Dr. Pomeranz's Ultimate Guide to :

MRI of the Knee

Cyclops Lesion

Cyclops lesions are typically the result of complications in the reconstruction of an anterior cruciate ligament (ACL). Also referred to as localized anterior arthrofibrosis, this fibrous anterior knee mass2 is a common cause of extension loss. Predisposing factors include “non-isomeric” or abnormal graft tunnel placement, small or dysplastic femoral notch, and unrecognized injuries of other ligaments.

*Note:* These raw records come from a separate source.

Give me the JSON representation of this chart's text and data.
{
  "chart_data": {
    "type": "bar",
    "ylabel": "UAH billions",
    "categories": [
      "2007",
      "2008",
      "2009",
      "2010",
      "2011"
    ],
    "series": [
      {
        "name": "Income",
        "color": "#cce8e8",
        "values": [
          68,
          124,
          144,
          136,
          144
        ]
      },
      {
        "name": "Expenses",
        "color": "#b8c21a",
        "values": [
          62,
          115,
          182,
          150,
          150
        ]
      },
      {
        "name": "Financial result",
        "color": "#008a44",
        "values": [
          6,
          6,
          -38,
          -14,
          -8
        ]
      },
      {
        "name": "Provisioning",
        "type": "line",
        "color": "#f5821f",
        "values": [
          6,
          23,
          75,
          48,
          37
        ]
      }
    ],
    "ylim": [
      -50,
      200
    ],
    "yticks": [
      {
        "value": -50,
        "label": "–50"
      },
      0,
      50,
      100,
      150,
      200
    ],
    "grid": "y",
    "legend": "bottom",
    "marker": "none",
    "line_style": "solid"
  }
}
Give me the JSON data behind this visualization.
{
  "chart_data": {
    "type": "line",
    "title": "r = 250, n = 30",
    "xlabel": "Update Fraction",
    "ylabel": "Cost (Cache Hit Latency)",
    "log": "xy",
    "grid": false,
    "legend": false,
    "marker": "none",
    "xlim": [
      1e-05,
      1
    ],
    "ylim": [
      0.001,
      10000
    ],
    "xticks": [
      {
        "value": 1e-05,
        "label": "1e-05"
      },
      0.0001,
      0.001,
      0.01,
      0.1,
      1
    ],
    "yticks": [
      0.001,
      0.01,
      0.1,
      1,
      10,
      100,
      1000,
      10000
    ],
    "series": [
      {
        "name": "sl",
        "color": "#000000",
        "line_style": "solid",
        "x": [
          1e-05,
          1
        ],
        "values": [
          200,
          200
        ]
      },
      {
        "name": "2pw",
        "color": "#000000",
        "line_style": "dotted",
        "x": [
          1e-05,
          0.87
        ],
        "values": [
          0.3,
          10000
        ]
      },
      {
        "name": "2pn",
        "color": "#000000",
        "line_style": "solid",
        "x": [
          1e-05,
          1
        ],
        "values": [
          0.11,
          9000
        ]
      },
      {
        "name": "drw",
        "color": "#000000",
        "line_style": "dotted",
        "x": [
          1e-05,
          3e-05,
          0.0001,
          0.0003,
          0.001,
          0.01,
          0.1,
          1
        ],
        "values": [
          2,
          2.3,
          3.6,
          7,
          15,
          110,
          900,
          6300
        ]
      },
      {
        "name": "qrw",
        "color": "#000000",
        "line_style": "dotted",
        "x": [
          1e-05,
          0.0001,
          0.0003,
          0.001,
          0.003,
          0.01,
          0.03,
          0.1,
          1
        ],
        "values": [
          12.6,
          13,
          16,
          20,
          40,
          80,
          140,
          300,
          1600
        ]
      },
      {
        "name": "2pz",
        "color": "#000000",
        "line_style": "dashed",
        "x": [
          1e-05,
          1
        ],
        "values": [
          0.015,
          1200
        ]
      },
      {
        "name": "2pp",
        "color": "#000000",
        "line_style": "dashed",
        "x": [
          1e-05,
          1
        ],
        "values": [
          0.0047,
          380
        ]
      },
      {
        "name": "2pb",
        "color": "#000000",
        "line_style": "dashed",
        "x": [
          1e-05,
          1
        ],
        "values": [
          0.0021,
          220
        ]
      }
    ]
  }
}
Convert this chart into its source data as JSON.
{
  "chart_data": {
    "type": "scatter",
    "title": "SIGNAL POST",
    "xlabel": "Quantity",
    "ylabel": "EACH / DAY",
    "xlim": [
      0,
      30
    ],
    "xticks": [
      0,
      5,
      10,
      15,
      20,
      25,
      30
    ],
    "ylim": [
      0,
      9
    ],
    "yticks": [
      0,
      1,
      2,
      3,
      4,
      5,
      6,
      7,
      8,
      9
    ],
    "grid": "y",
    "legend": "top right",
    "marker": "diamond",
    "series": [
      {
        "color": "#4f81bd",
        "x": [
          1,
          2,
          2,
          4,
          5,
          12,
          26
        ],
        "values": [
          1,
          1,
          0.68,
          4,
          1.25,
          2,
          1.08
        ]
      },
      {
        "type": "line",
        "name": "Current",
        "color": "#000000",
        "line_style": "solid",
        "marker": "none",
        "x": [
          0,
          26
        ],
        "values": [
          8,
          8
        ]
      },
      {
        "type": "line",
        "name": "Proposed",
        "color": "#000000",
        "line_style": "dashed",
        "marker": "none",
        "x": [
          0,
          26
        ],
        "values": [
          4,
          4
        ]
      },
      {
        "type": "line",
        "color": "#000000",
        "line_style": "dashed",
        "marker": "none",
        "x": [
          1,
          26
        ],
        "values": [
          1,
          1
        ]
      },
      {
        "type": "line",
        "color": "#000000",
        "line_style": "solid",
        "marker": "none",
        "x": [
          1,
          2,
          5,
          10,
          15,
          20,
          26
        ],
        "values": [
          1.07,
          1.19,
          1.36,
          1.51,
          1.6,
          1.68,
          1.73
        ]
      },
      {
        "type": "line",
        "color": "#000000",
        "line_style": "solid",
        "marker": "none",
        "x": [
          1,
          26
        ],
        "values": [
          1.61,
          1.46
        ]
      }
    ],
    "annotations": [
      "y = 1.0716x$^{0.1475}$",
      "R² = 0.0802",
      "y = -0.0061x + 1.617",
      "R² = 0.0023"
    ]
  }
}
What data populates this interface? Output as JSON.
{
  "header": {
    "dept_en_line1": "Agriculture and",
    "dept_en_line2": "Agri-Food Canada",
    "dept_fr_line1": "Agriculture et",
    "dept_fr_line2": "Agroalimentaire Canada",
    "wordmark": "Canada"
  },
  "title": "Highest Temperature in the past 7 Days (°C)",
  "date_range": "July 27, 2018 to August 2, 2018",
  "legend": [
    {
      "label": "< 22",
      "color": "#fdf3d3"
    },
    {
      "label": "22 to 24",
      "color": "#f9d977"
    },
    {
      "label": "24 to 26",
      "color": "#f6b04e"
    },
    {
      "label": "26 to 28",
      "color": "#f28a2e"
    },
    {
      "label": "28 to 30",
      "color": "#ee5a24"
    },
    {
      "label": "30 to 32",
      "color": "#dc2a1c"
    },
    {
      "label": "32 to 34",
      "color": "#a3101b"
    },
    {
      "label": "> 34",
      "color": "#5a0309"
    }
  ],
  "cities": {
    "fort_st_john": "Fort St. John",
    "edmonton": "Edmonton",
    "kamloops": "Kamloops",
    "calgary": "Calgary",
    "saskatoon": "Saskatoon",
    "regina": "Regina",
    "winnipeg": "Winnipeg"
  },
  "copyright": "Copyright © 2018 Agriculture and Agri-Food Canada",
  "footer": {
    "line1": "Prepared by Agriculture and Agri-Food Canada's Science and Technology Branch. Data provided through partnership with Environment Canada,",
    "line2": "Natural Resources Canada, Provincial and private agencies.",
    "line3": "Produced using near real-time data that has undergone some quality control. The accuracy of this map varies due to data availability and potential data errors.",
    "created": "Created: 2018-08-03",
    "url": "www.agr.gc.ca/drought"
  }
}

Cyclops Lesion: Clinical Presentation

Extension of the repaired knee results in pain to the patient. Within 8 to 32 weeks of ACL repair, the patient may experience an audible and palpable “clunk”. Post ACL reconstruction, cyclops lesions are estimated to occur in approximately 5% of patients. 1



Cyclops Lesion: Pathology

Though the pathophysiology in not completely certain, the possible reasons could be:
  • Fraying of remnant ACL fibres
  • Excessive fibrosis
  • Uplifting of fibrocartilaginous tissue during ACL reconstruction 2



Cyclops Lesion: MRI

In all pulse sequences, the signal intensity of a cyclops lesion is intermediate to low. This is due to the fibrous structure of the lesion. Close to the tibial insertion of the reconstructed ACL, a mass such as this one is located anteriorly / anterolaterally in the intercondylar notch. 2



Cyclops Lesion: Treatment

Typically, arthroscopic excision is recommended. 2



Cyclops Lesion: References

  1. Runyan BR, Bancroft LW, Peterson JJ et-al. Cyclops lesions that occur in the absence of prior anterior ligament reconstruction. Radiographics. 27 (6): e26.
  2. Weerakkody Y., Gaillard F., et-al. Cyclops Lesion (Knee): Radiopaedia (sourced 10Jan2018): https://radiopaedia.org/articles/cyclops-lesion-knee




Cyclops Lesion: Example



Knee pain. No injury.
axial t2 fse    sagittal t2 fse
Image 1 - Axial T2 FSE                      Image 2 - Sagittal T2 FSE


  • No microtrabecular or macrotrabecular fracture.
  • Slightly laterally displaced patella. Massive induration of Hoffa fat pad.
  • No high-grade chondromalacia of the patellofemoral compartment.
  • Flexors and extensors are intact.
  • Partial-thickness chondral thinning of the weight bearing medial femoral condyle. Minimal marginal spurring medial femoral condyle. Stable healing complex vertical tear in the outer red-red zone posterior horn to posterior body of the medial meniscus likely from original pivot-shift injury.
  • PCL is intact. ACL graft is intact. Giant cyclops lesion (images 1 and 2, green arrows) anterior to the ACL graft favored over localized PVNS (also known as giant cell tumor of tendon sheath, intra-articular).
  • MCL and LCL are intact.
  • No high-grade chondromalacia of the lateral compartment. Minimal marginal spurring lateral femoral condyle. No lateral meniscus tear.
  • Posterolateral corner is intact.
  • 2+ proteinaceous effusion.
  • Swelling of the subcutaneous tissues anteriorly.


  • ACL graft is intact with giant cyclops lesion anterior to the ACL graft favored over localized PVNS.
  • Stable healing complex vertical tear outer healing red-red zone posterior horn to posterior body of the medial meniscus likely from original pivot-shift injury.